Musique vaguement jazzy, ambient doucement électro dans le bistrot place du Marché, sons qui s’évanouissent dans l’air automnal. Froideur du début de soirée qui donne un aperçu de ce qui va suivre en novembre, qu’on risque de se geler les couilles sévère.
Lui, il s’en fout de novembre. En décembre, il déménagera un mois au Mali.
Encore des voix qui surgissent de la terrasse. Fortes, les voix. Soit parce qu’il faut gueuler pour se réchauffer, soit parce que l’air automnal est particulièrement conducteur. Lui, il est rentré dans ce bistrot parce qu’il s’est dit que c’était un bon endroit pour écrire. La voix qui vient de rentrer vient de Galice, une Erasmus au rire tonitruant. Une grosse fleur rouge sur le dessus du crane. Il l’a déjà vue plein de fois à l’Aca et dans le bistrot près du fleuve. Elle, elle est rentrée avec son rire tonitruant. Elle a commencé par dire qu’elle aimait le chocolat. Le patron lui a dit qu’il lui offrirait du chocolat. Après, elle a dit qu’elle aimait le wisky. Le patron hésite, lui dit qu’elle est terrible. Le mec en face du patron se joint au processus d’hypnose. Elle est terrible, disent-ils. Le mec en face du patron les quitte, le patron lui souhaite une belle nuit à lui et à sa femme. Il se retrouve seul avec la galicienne.
Dehors, en terrasse, un mec avec une fine chemise à carreaux bleus et blancs commence une théorie sur Les feux de l’amour qu’il regarde quotidiennement. Lui, à l’intérieur, juste à côté de la porte ouverte, il la ferme. Son meilleur ami en Belgique -l’autre meilleur ami vit au Mali- est fan de la série, en plus d’être une pointure en électro. D’accord, ça n’a rien à voir l’électro et Les feux de l’amour! Juste un paradoxe. Lui se dit que cet ami-ci ne sait même pas qu’il est un de ses deux meilleurs amis.
« J’ai une chemise de bureau sauf que j’ai pas de bureau ». A 42 ans, le fan des Feux de l’amour à la chemise fine grelote, se demande qui il est. Il explique qu’il y a des gens qui l’enterrent avec ses 42 ans. Il dit qu’il a dit aux gens de la fgtb: transférez mon chômage dans les Caraïbes et vous n’entendrez plus parler de moi. Le patron du bistrot lui répond que la vie est cher là-bas, dans les Caraïbes.

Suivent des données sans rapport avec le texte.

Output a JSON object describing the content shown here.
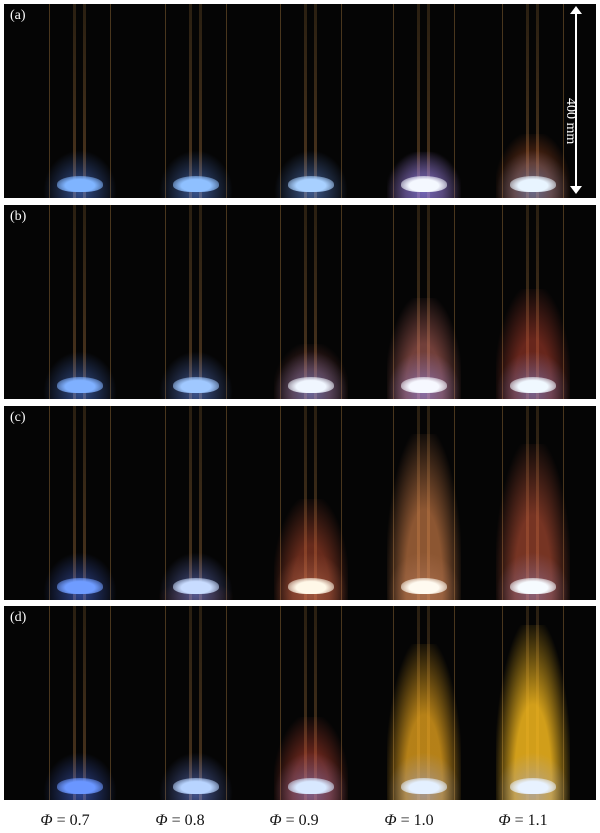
{
  "panels": [
    {
      "label": "(a)",
      "flames": [
        {
          "core": "#7fb4ff",
          "glow": "rgba(90,140,255,0.55)",
          "plume": "rgba(0,0,0,0)",
          "plume_level": 0.0
        },
        {
          "core": "#8fc0ff",
          "glow": "rgba(100,150,255,0.55)",
          "plume": "rgba(0,0,0,0)",
          "plume_level": 0.0
        },
        {
          "core": "#a8d0ff",
          "glow": "rgba(110,160,255,0.55)",
          "plume": "rgba(0,0,0,0)",
          "plume_level": 0.0
        },
        {
          "core": "#f4f8ff",
          "glow": "rgba(150,140,255,0.6)",
          "plume": "rgba(170,120,200,0.35)",
          "plume_level": 0.25
        },
        {
          "core": "#e8f4ff",
          "glow": "rgba(120,170,255,0.5)",
          "plume": "rgba(200,90,40,0.45)",
          "plume_level": 0.35
        }
      ]
    },
    {
      "label": "(b)",
      "flames": [
        {
          "core": "#7fb0ff",
          "glow": "rgba(90,140,255,0.55)",
          "plume": "rgba(0,0,0,0)",
          "plume_level": 0.0
        },
        {
          "core": "#a0c8ff",
          "glow": "rgba(110,150,255,0.55)",
          "plume": "rgba(0,0,0,0)",
          "plume_level": 0.05
        },
        {
          "core": "#f0f6ff",
          "glow": "rgba(140,160,255,0.55)",
          "plume": "rgba(190,90,80,0.35)",
          "plume_level": 0.3
        },
        {
          "core": "#f6f8ff",
          "glow": "rgba(160,150,255,0.55)",
          "plume": "rgba(220,120,110,0.5)",
          "plume_level": 0.55
        },
        {
          "core": "#f0f8ff",
          "glow": "rgba(140,160,255,0.5)",
          "plume": "rgba(200,70,50,0.5)",
          "plume_level": 0.6
        }
      ]
    },
    {
      "label": "(c)",
      "flames": [
        {
          "core": "#6f9cff",
          "glow": "rgba(80,120,255,0.55)",
          "plume": "rgba(0,0,0,0)",
          "plume_level": 0.0
        },
        {
          "core": "#c8dcff",
          "glow": "rgba(130,150,255,0.55)",
          "plume": "rgba(120,50,40,0.25)",
          "plume_level": 0.1
        },
        {
          "core": "#fff8e8",
          "glow": "rgba(200,120,90,0.55)",
          "plume": "rgba(200,80,50,0.5)",
          "plume_level": 0.55
        },
        {
          "core": "#fffaf0",
          "glow": "rgba(190,130,100,0.55)",
          "plume": "rgba(230,140,80,0.6)",
          "plume_level": 0.9
        },
        {
          "core": "#f6fbff",
          "glow": "rgba(160,140,200,0.5)",
          "plume": "rgba(210,90,60,0.55)",
          "plume_level": 0.85
        }
      ]
    },
    {
      "label": "(d)",
      "flames": [
        {
          "core": "#6a96ff",
          "glow": "rgba(80,120,255,0.55)",
          "plume": "rgba(0,0,0,0)",
          "plume_level": 0.0
        },
        {
          "core": "#b8d4ff",
          "glow": "rgba(120,150,255,0.55)",
          "plume": "rgba(0,0,0,0)",
          "plume_level": 0.05
        },
        {
          "core": "#d8e8ff",
          "glow": "rgba(150,140,220,0.55)",
          "plume": "rgba(200,70,50,0.5)",
          "plume_level": 0.45
        },
        {
          "core": "#e4f0ff",
          "glow": "rgba(150,170,255,0.5)",
          "plume": "rgba(240,170,30,0.75)",
          "plume_level": 0.85
        },
        {
          "core": "#e8f2ff",
          "glow": "rgba(150,170,255,0.5)",
          "plume": "rgba(245,185,30,0.85)",
          "plume_level": 0.95
        }
      ]
    }
  ],
  "scale_label": "400 mm",
  "phi_symbol": "Φ",
  "phi_values": [
    "= 0.7",
    "= 0.8",
    "= 0.9",
    "= 1.0",
    "= 1.1"
  ]
}
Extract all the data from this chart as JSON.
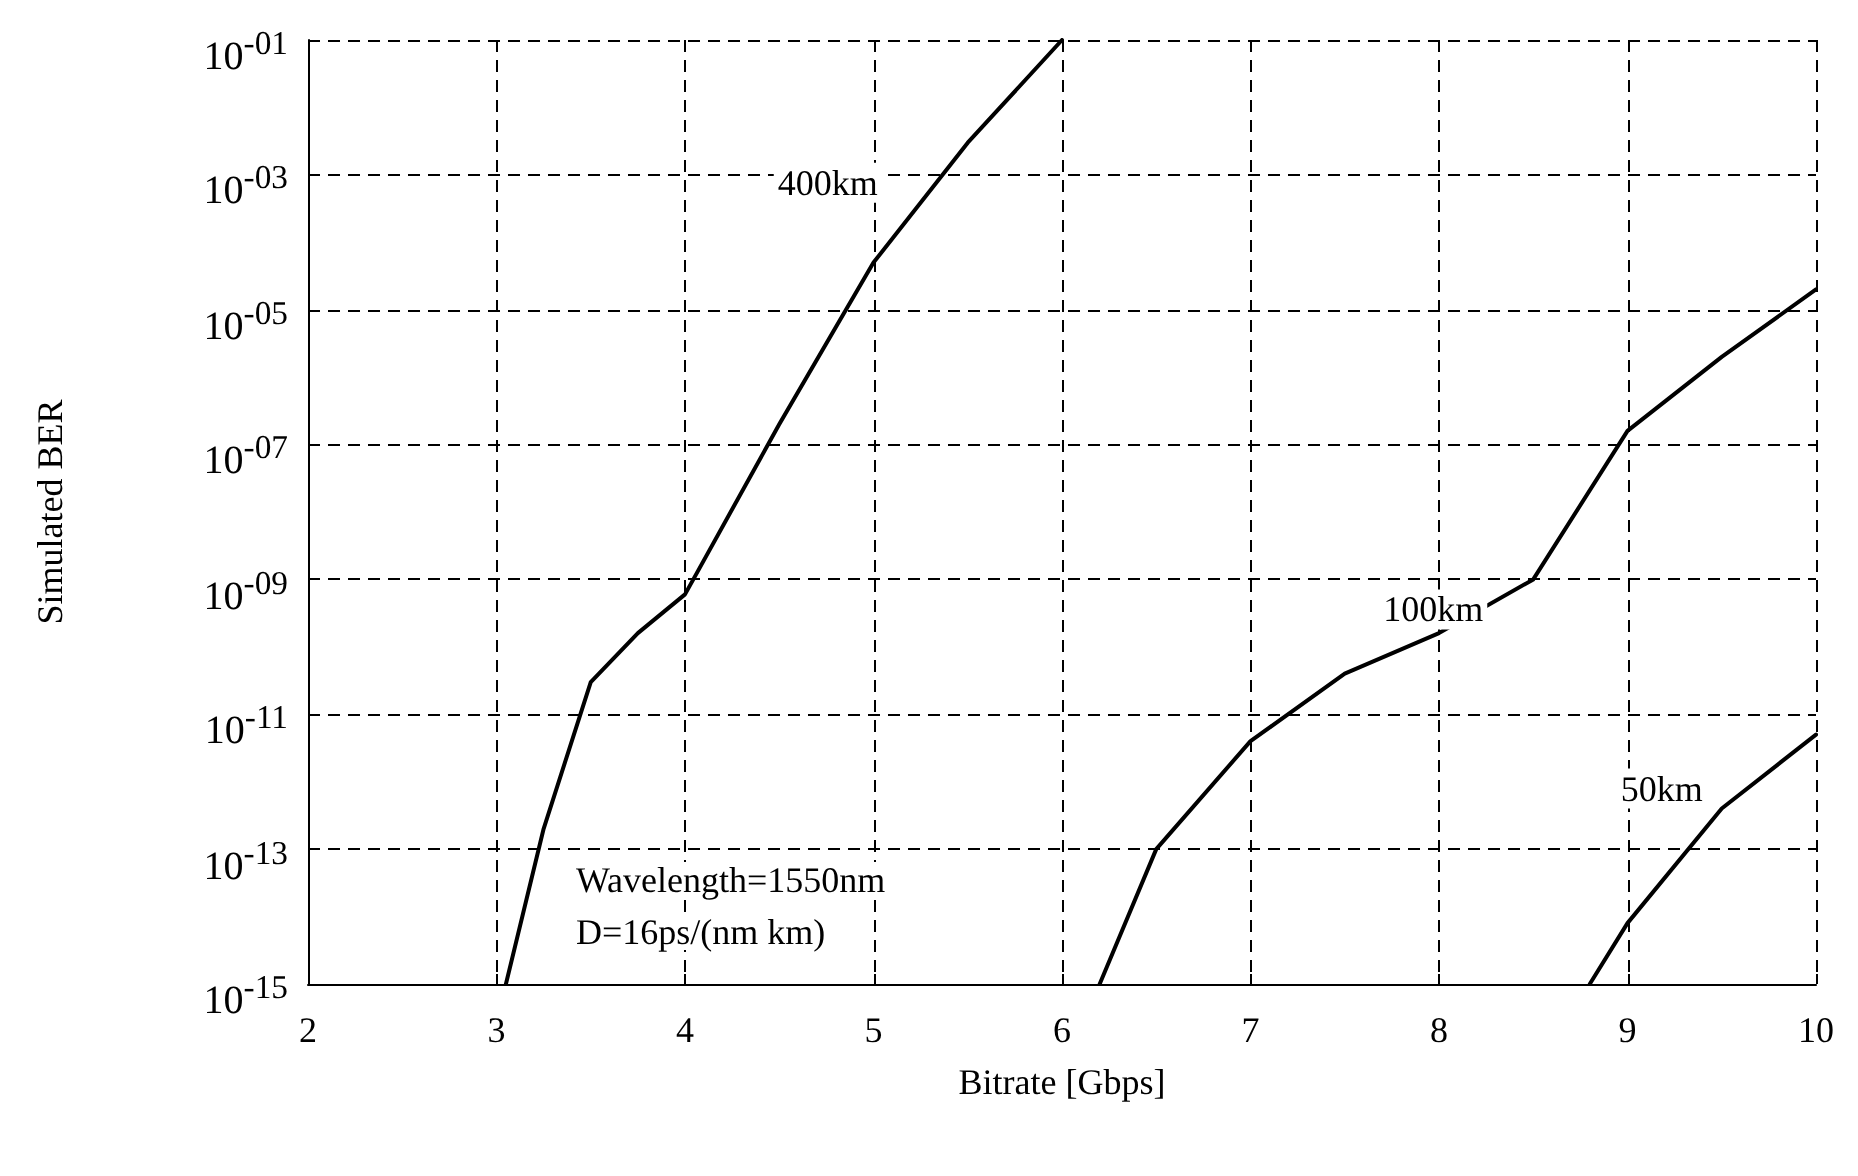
{
  "chart_data": {
    "type": "line",
    "xlabel": "Bitrate [Gbps]",
    "ylabel": "Simulated BER",
    "log": "y",
    "grid": true,
    "marker": "none",
    "line_style": "solid",
    "xlim": [
      2,
      10
    ],
    "xticks": [
      2,
      3,
      4,
      5,
      6,
      7,
      8,
      9,
      10
    ],
    "ylim": [
      1e-15,
      0.1
    ],
    "yticks": [
      {
        "value": 1e-15,
        "label": "10$^{-15}$"
      },
      {
        "value": 1e-13,
        "label": "10$^{-13}$"
      },
      {
        "value": 1e-11,
        "label": "10$^{-11}$"
      },
      {
        "value": 1e-09,
        "label": "10$^{-09}$"
      },
      {
        "value": 1e-07,
        "label": "10$^{-07}$"
      },
      {
        "value": 1e-05,
        "label": "10$^{-05}$"
      },
      {
        "value": 0.001,
        "label": "10$^{-03}$"
      },
      {
        "value": 0.1,
        "label": "10$^{-01}$"
      }
    ],
    "series": [
      {
        "name": "400km",
        "color": "#000000",
        "x": [
          3.05,
          3.25,
          3.5,
          3.75,
          4.0,
          4.5,
          5.0,
          5.5,
          6.0
        ],
        "values": [
          1e-15,
          2e-13,
          3e-11,
          1.6e-10,
          6e-10,
          2e-07,
          5e-05,
          0.003,
          0.1
        ]
      },
      {
        "name": "100km",
        "color": "#000000",
        "x": [
          6.2,
          6.5,
          7.0,
          7.5,
          8.0,
          8.5,
          9.0,
          9.5,
          10.0
        ],
        "values": [
          1e-15,
          1e-13,
          4e-12,
          4e-11,
          1.6e-10,
          1e-09,
          1.6e-07,
          2e-06,
          2e-05
        ]
      },
      {
        "name": "50km",
        "color": "#000000",
        "x": [
          8.8,
          9.0,
          9.5,
          10.0
        ],
        "values": [
          1e-15,
          8e-15,
          4e-13,
          5e-12
        ]
      }
    ],
    "annotations": [
      "Wavelength=1550nm",
      "D=16ps/(nm km)"
    ]
  }
}
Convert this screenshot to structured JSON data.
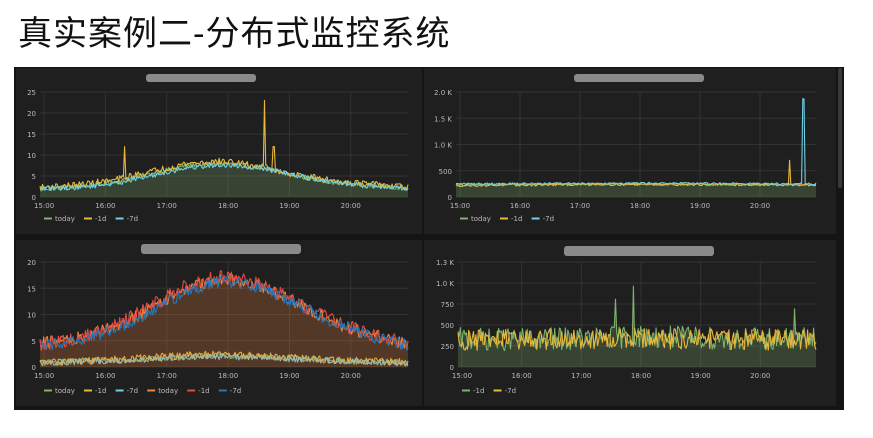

Le mec de tantôt, avant de partir rejoindre sa femme, demanda au patron si, dans son activité de patron de bistrot, il avait l’occasion de voyager. Le patron tout noir répondit par l’affirmative, justifiant ainsi un voyage récent en Bretagne et au Mont Saint-Michel.
Lui, il s’est retrouvé avec son ordi à l’intérieur du bistrot, juste à côté de la porte, avec son cousin juste à la table d’à côté. Dehors, l’air automnal -puisque la porte est ouverte. Dedans, un chanteur français dont la voix ne lui dit rien chante quelqu’un qui est en train de dégueuler, juste à côté de la table à langer.
Ça tombe bien, Gainsbourg et Bashung sont morts.